There is little to be gained by health and education institutions which produce
literacy advice, or by the market forces that distribute it, in assuring families
that the practices and values they bring to literacy are valuable and sufficient,
or that there are multiple paths to literacy in the context of diverse family
and caregiving structures. As pointed out above, the goal of advice is to maintain
the status quo, and to reduce diversity, in order to minimize the real changes
that institutions would need to make to reduce their dependency on women’s
domestic literacy work. This may account for the fact that literacy advice was
always located in the context of a new or impending social crisis. There was
the crisis of new immigration and its threats to Western European settlers in
North America in the late Nineteenth Century, the “reading culture crisis”

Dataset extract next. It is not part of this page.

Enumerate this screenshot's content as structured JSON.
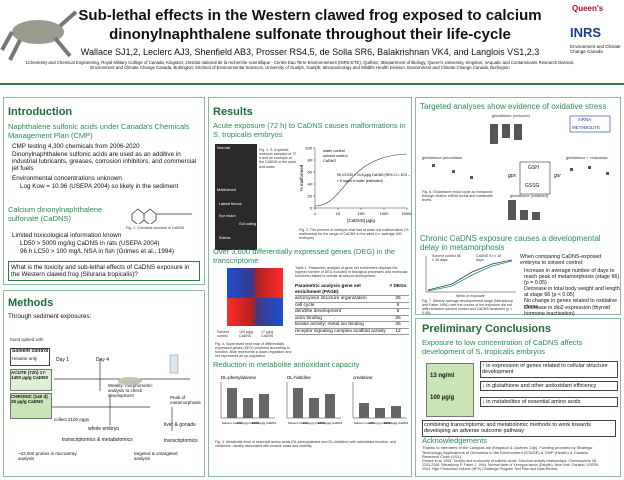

in the 1950s, and the crisis in the family in the 1970s. Then there was the
literacy crisis of the 1980s, and the crisis in skills and knowledge to perform
in a “new knowledge economy” in the 2000s. As Luke (2001) pointed
out, the marketisation of public education relies upon the continual creation
of a “crisis”
as a means for creating a demand for new pedagogical
products. Markets place us in a continual state of “lack”
and “becoming”
(Luke, 2001, 8). Advice to young parents in particular, is based on another
social marketing reality. As Anne Hulbert (2003) observed, the focus on the
early years as a determinant phase in children’s lives is a field of research
that is easily converted into a strategy to gain mothers’ attention at
a time in the family life course when they are most likely to be open to advice,
and to regulation.
There is a reason child-rearing advisers have always proclaimed the importance of the first three years, and it is not based on the latest brain research. Nor is it just the obvious fact, as Brazelton puts it, that
“these ages … are almost the last ones in which parents can expect to play an undiluted role”. It is that the first three years are the experts’ best chance, too to make a mark on parents. (Hulbert, 2003, p. 370)
Once children have started school, the second child is born, and the complexities
of daily life and its influences on children are recognized, parents soon realize
there is no “fine-tuned scheme for shaping futures”
(Hulbert, 2003,
p. 370) in literacy advice, or in homes.